Le roi Abdallah II de Jordanie a accepté jeudi la démission de son premier ministre Aoun Khassawn, l'accusant de freiner les réformes réclamées par la rue et dont il avait été présenté comme «la dernière chance» à son arrivée au pouvoir il y a six mois.

M. Khassawneh, qui était jeudi en visite en Turquie, est remplacé par Fayez Tarawneh, 63 ans, qui a été premier ministre et chef du palais royal à la fin des années 1990.

Les islamistes, principale force d'opposition, ont estimé que ce changement montrait en fait l'absence de volonté de mener les réformes promises et ouvrait une période de grande incertitude.

«La Jordanie traverse une période critique et ne peut pas se permettre de retard dans la mise en place des réformes nécessaires», a écrit le roi dans une lettre à M. Khassawneh, selon le palais.

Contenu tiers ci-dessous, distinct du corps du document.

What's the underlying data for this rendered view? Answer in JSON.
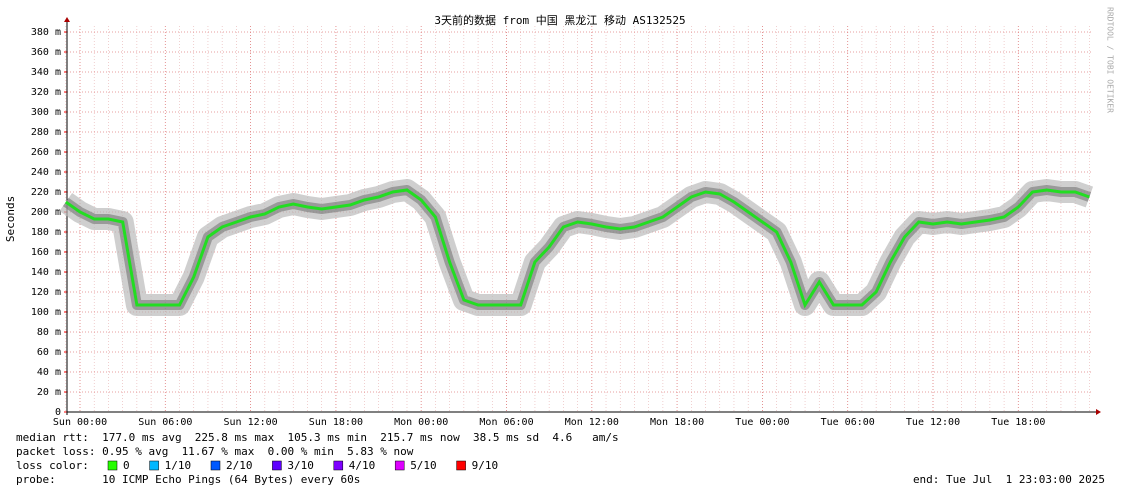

Le pays connaît en effet des manifestations régulières depuis janvier 2011 -d'une ampleur nettement moindre que ses voisins touchés par le Printemps arabe- réclamant des réformes politiques et économiques ainsi que la fin de la corruption, sous la houlette de l'opposition.

Les manifestants réclament en particulier que le chef du gouvernement soit issu de la majorité parlementaire et non plus désigné par le roi. Ils dénoncent aussi l'arrestation de certains opposants, ainsi que l'absence de mesures significatives contre la corruption dans ce petit pays de 6,5 millions d'habitants, dont 70% ont moins de 30 ans.

«J'ai suivi le travail du gouvernement ces derniers mois et j'ai vu que les choses n'avançaient pas. Pour l'instant, les accomplissements sont en deçà de ce que nous attendions», a ajouté le roi, accusant le gouvernement d'avoir donné la priorité à «certaines lois» plutôt qu'aux réformes essentielles.

À son arrivée en octobre, M. Khassawneh, ancien vice-président de la Cour internationale de justice de 62 ans, avait assuré avoir «reçu les garanties du roi» qu'il aurait «pleine souveraineté» en tant que premier ministre pour mener les réformes.

Mais ces dernières se sont fait attendre, à l'exception d'un projet de nouvelle loi électorale approuvé début avril par le gouvernement, qui introduit une dose de proportionnelle, mais continue selon l'opposition de favoriser l'élection de députés loyalistes non représentatifs.

«La loi n'est pas ce à quoi j'aspirais, mais je pense qu'elle convient à cette période de transition», avait écrit le premier ministre dans un courrier au roi.

Pour Zaki Bani Rshied, chef du bureau politique du Front d'action islamique (FAI), le parti des Frères musulmans, le départ de M. Khassawneh «montre que la souveraineté dont le premier ministre avait parlé n'existe pas en Jordanie».

«Cela révèle le niveau des luttes de pouvoir au sein de l'État. Malheureusement, les services de sécurité (et leurs importants pouvoirs) l'ont emporté», a-t-il ajouté, prévenant que s'ouvrait désormais «une phase pleine d'incertitude politique».

«Tous ces discours sur les réformes que l'on a entendus ne voulaient rien dire. Nous avons la preuve qu'il n'y a aucune volonté d'engager des réformes», a insisté le responsable du FAI, dont la formation avait refusé de participer au gouvernement de M. Khassawneh.

De plus, selon Mohamed Masri, analyste politique à l'Université de Jordanie, le nouveau premier ministre, M. Tarawneh, «n'est pas connu pour être un homme politique à l'esprit ouvert».